Joseph project

In the strange, fleeting way that is northern Minnesota, the first hints of fall are already in the air. This morning I saw my first leaf beginning to turn from summer green to autumn yellow. It is a bittersweet moment, because it portends a quiet, restful passage into fall, while reminding us that our summers here are short almost beyond understanding. You can’t even grasp the totality of the experience before intimations of change are in the air.

But, even so, we still sit on our screen porch late into the evening, listening to looncalls and watching moonlight dance upon the lake, always reminding us that it’s good to be alive.

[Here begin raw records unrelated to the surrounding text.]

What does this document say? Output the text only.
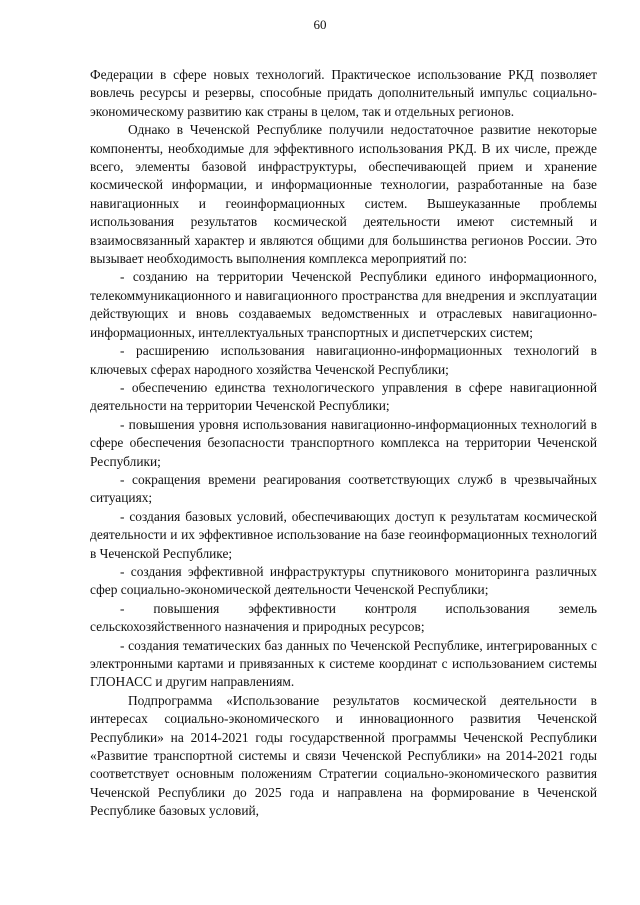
60

Федерации в сфере новых технологий. Практическое использование РКД позволяет вовлечь ресурсы и резервы, способные придать дополнительный импульс социально-экономическому развитию как страны в целом, так и отдельных регионов.

Однако в Чеченской Республике получили недостаточное развитие некоторые компоненты, необходимые для эффективного использования РКД. В их числе, прежде всего, элементы базовой инфраструктуры, обеспечивающей прием и хранение космической информации, и информационные технологии, разработанные на базе навигационных и геоинформационных систем. Вышеуказанные проблемы использования результатов космической деятельности имеют системный и взаимосвязанный характер и являются общими для большинства регионов России. Это вызывает необходимость выполнения комплекса мероприятий по:

- созданию на территории Чеченской Республики единого информационного, телекоммуникационного и навигационного пространства для внедрения и эксплуатации действующих и вновь создаваемых ведомственных и отраслевых навигационно-информационных, интеллектуальных транспортных и диспетчерских систем;
- расширению использования навигационно-информационных технологий в ключевых сферах народного хозяйства Чеченской Республики;
- обеспечению единства технологического управления в сфере навигационной деятельности на территории Чеченской Республики;
- повышения уровня использования навигационно-информационных технологий в сфере обеспечения безопасности транспортного комплекса на территории Чеченской Республики;
- сокращения времени реагирования соответствующих служб в чрезвычайных ситуациях;
- создания базовых условий, обеспечивающих доступ к результатам космической деятельности и их эффективное использование на базе геоинформационных технологий в Чеченской Республике;
- создания эффективной инфраструктуры спутникового мониторинга различных сфер социально-экономической деятельности Чеченской Республики;
- повышения эффективности контроля использования земель сельскохозяйственного назначения и природных ресурсов;
- создания тематических баз данных по Чеченской Республике, интегрированных с электронными картами и привязанных к системе координат с использованием системы ГЛОНАСС и другим направлениям.

Подпрограмма «Использование результатов космической деятельности в интересах социально-экономического и инновационного развития Чеченской Республики» на 2014-2021 годы государственной программы Чеченской Республики «Развитие транспортной системы и связи Чеченской Республики» на 2014-2021 годы соответствует основным положениям Стратегии социально-экономического развития Чеченской Республики до 2025 года и направлена на формирование в Чеченской Республике базовых условий,
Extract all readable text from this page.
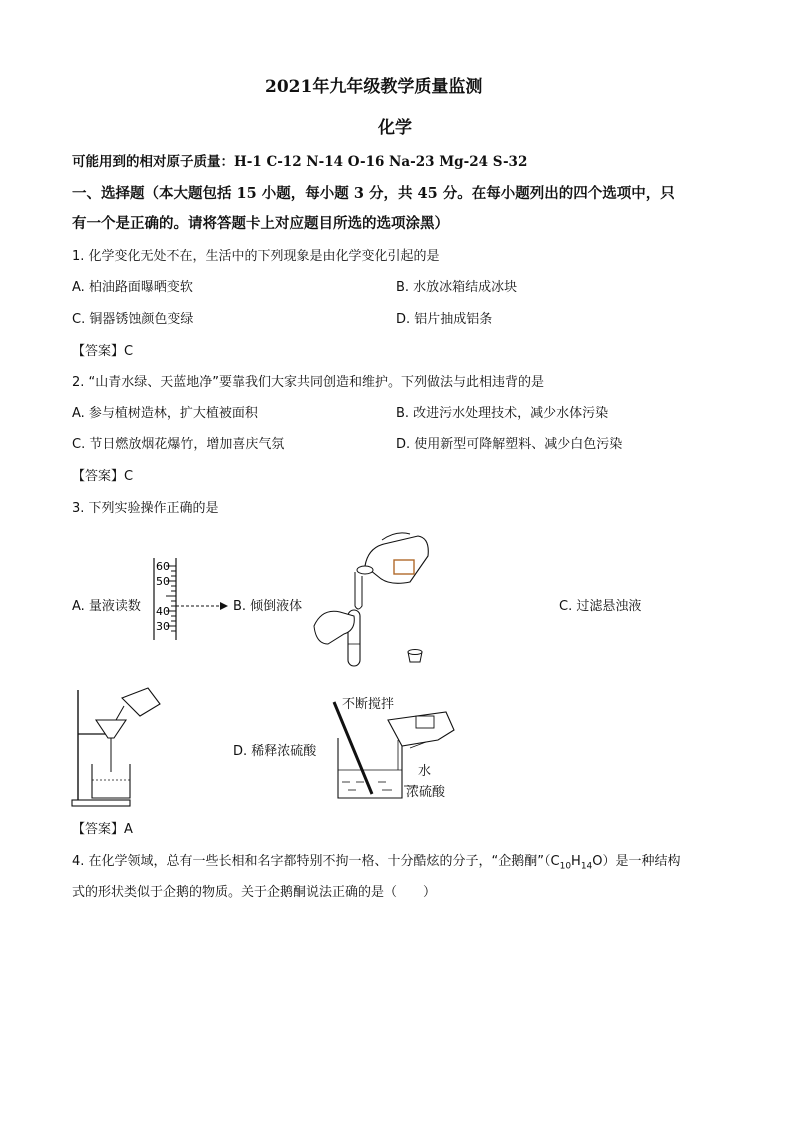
2021年九年级教学质量监测
化学
可能用到的相对原子质量：H-1 C-12 N-14 O-16 Na-23 Mg-24 S-32
一、选择题（本大题包括 15 小题，每小题 3 分，共 45 分。在每小题列出的四个选项中，只
有一个是正确的。请将答题卡上对应题目所选的选项涂黑）
1. 化学变化无处不在，生活中的下列现象是由化学变化引起的是
A. 柏油路面曝晒变软	B. 水放冰箱结成冰块
C. 铜器锈蚀颜色变绿	D. 铝片抽成铝条
【答案】C
2. “山青水绿、天蓝地净”要靠我们大家共同创造和维护。下列做法与此相违背的是
A. 参与植树造林，扩大植被面积	B. 改进污水处理技术，减少水体污染
C. 节日燃放烟花爆竹，增加喜庆气氛	D. 使用新型可降解塑料、减少白色污染
【答案】C
3. 下列实验操作正确的是
A. 量液读数
60
50
40
30
B. 倾倒液体	C. 过滤悬浊液
D. 稀释浓硫酸
不断搅拌
水
浓硫酸
【答案】A
4. 在化学领域，总有一些长相和名字都特别不拘一格、十分酷炫的分子，“企鹅酮$”(C_{10}H_{14}O)$是一种结构
式的形状类似于企鹅的物质。关于企鹅酮说法正确的是（　　）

I’ve been pushing forward on my Chief Joseph book. I have never undertaken so monumental a project. For almost two years now I have lived more in the presence of an historical event than in the real world I inhabit. The Nez Perce are my compatriots, the events of their exodus and exile my own personal narrative. My mind wanders to battlefields, specific overlooks, spots on the trail. My imaginative life is populated with images of Idaho canyons and Montana plains.

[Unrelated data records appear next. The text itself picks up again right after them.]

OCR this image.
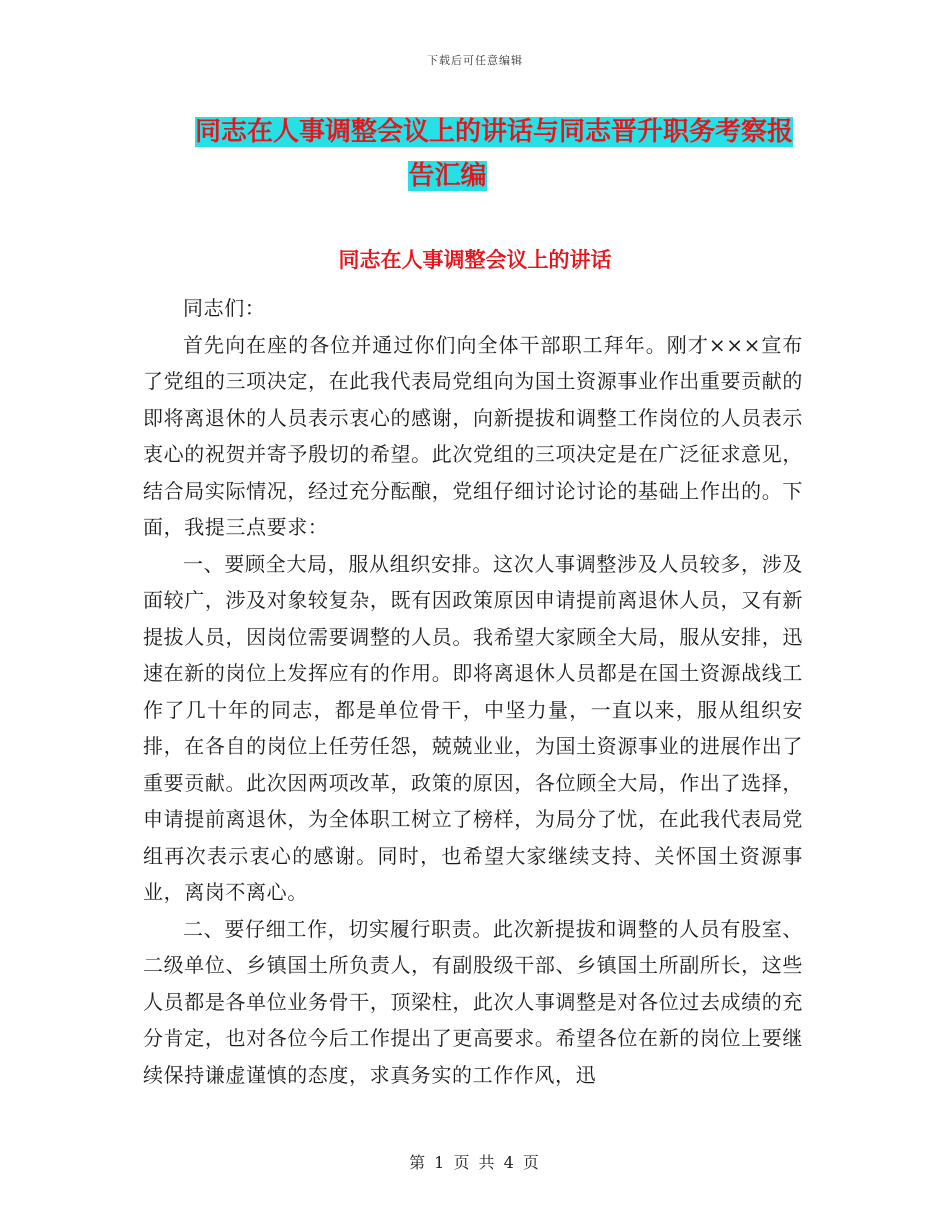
下载后可任意编辑
同志在人事调整会议上的讲话与同志晋升职务考察报
告汇编
同志在人事调整会议上的讲话

同志们：

首先向在座的各位并通过你们向全体干部职工拜年。刚才×××宣布了党组的三项决定，在此我代表局党组向为国土资源事业作出重要贡献的即将离退休的人员表示衷心的感谢，向新提拔和调整工作岗位的人员表示衷心的祝贺并寄予殷切的希望。此次党组的三项决定是在广泛征求意见，结合局实际情况，经过充分酝酿，党组仔细讨论讨论的基础上作出的。下面，我提三点要求：

一、要顾全大局，服从组织安排。这次人事调整涉及人员较多，涉及面较广，涉及对象较复杂，既有因政策原因申请提前离退休人员，又有新提拔人员，因岗位需要调整的人员。我希望大家顾全大局，服从安排，迅速在新的岗位上发挥应有的作用。即将离退休人员都是在国土资源战线工作了几十年的同志，都是单位骨干，中坚力量，一直以来，服从组织安排，在各自的岗位上任劳任怨，兢兢业业，为国土资源事业的进展作出了重要贡献。此次因两项改革，政策的原因，各位顾全大局，作出了选择，申请提前离退休，为全体职工树立了榜样，为局分了忧，在此我代表局党组再次表示衷心的感谢。同时，也希望大家继续支持、关怀国土资源事业，离岗不离心。

二、要仔细工作，切实履行职责。此次新提拔和调整的人员有股室、二级单位、乡镇国土所负责人，有副股级干部、乡镇国土所副所长，这些人员都是各单位业务骨干，顶梁柱，此次人事调整是对各位过去成绩的充分肯定，也对各位今后工作提出了更高要求。希望各位在新的岗位上要继续保持谦虚谨慎的态度，求真务实的工作作风，迅

第 1 页 共 4 页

It is indeed a strange world the writer inhabits, where thought and imagination are more vibrant and vivid than daily affairs. Life becomes as much dream as reality, and dreams become continous with conscious thought.

I have decided to take a giant risk in this book. The only way I can give the story life and to do honor to the Nez Perce experience is for me to make myself a participant in the journey. Only by doing so can I create a ground level awareness of events in you, the reader. This would be fine if I were to leave it at that. But I am intent upon inhabiting a Nez Perce consciousness and affect to create a point of view. My way of entry is through inhabiting the English spoken by the Nez Perce who were interviewed after the event. Though English was their second language, and their skills of expression within it limited, the accounts they gave, not only of the journey, but of their treatment in the following decades, reveals the way they experienced and processed the events.
Thus, I’m involved in a daring kind of psychological re-creation based on a risky process of linguistic “reverse engineering.”

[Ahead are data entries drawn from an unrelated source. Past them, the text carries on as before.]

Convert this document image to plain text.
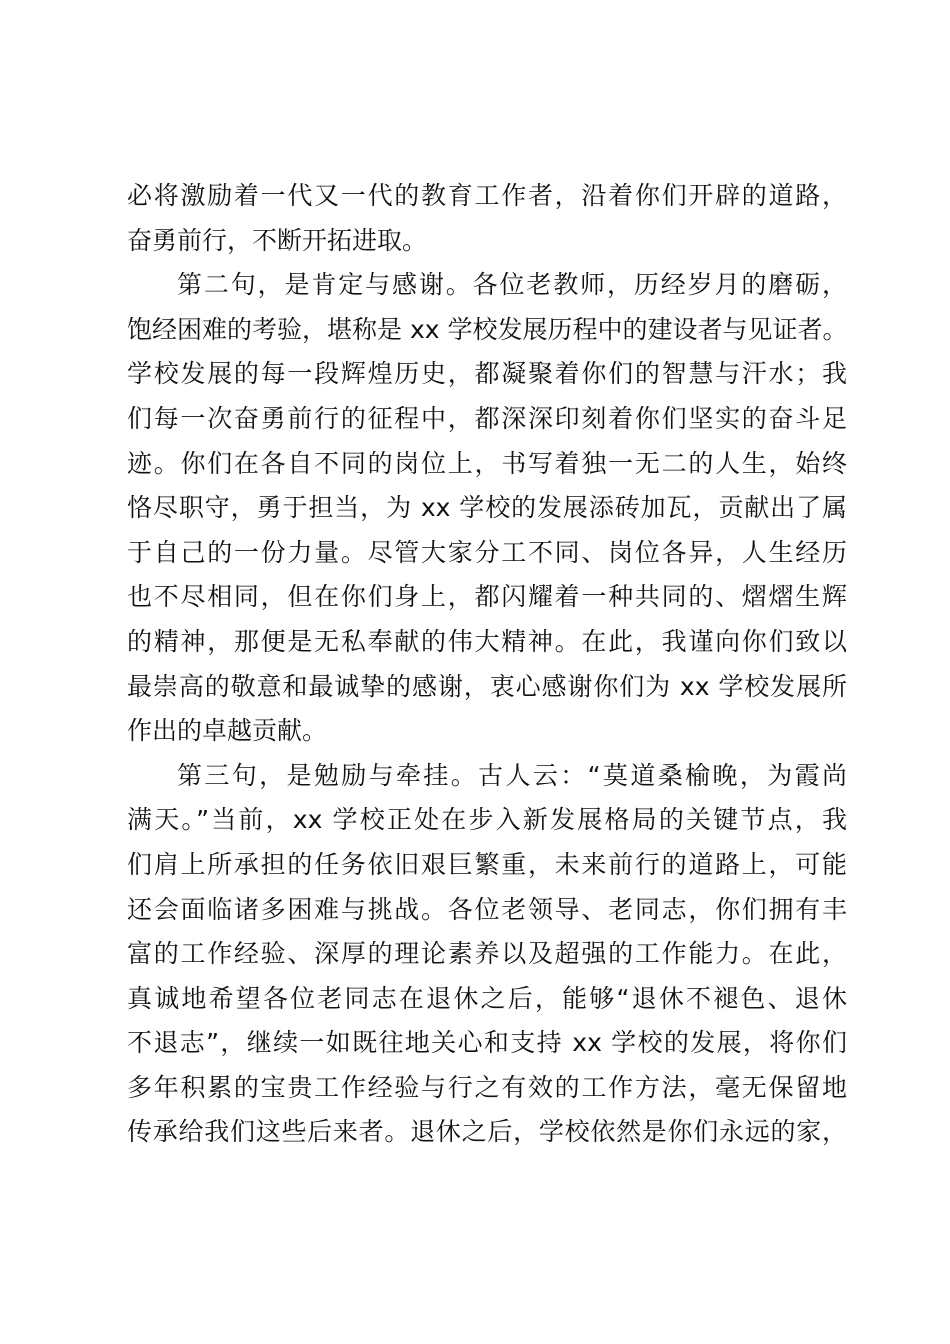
必将激励着一代又一代的教育工作者，沿着你们开辟的道路，
奋勇前行，不断开拓进取。
第二句，是肯定与感谢。各位老教师，历经岁月的磨砺，
饱经困难的考验，堪称是 xx 学校发展历程中的建设者与见证者。
学校发展的每一段辉煌历史，都凝聚着你们的智慧与汗水；我
们每一次奋勇前行的征程中，都深深印刻着你们坚实的奋斗足
迹。你们在各自不同的岗位上，书写着独一无二的人生，始终
恪尽职守，勇于担当，为 xx 学校的发展添砖加瓦，贡献出了属
于自己的一份力量。尽管大家分工不同、岗位各异，人生经历
也不尽相同，但在你们身上，都闪耀着一种共同的、熠熠生辉
的精神，那便是无私奉献的伟大精神。在此，我谨向你们致以
最崇高的敬意和最诚挚的感谢，衷心感谢你们为 xx 学校发展所
作出的卓越贡献。
第三句，是勉励与牵挂。古人云：“莫道桑榆晚，为霞尚
满天。”当前，xx 学校正处在步入新发展格局的关键节点，我
们肩上所承担的任务依旧艰巨繁重，未来前行的道路上，可能
还会面临诸多困难与挑战。各位老领导、老同志，你们拥有丰
富的工作经验、深厚的理论素养以及超强的工作能力。在此，
真诚地希望各位老同志在退休之后，能够“退休不褪色、退休
不退志”，继续一如既往地关心和支持 xx 学校的发展，将你们
多年积累的宝贵工作经验与行之有效的工作方法，毫无保留地
传承给我们这些后来者。退休之后，学校依然是你们永远的家，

If this particular “blog” works, I’ll write more about this in the future. But, for now I’m going to sign off, because I may turn out to be incapable of posting this, and, thus, send it hurtling into the void. If you’re reading it, I avoided this fate. Let’s hope it shows up on your screens.

2 thoughts on “Joseph project”

  1. Great entry Kent..Thanks for the taking the time to share this project.
    I look forward to reading more of your insights and reading the finsihed product.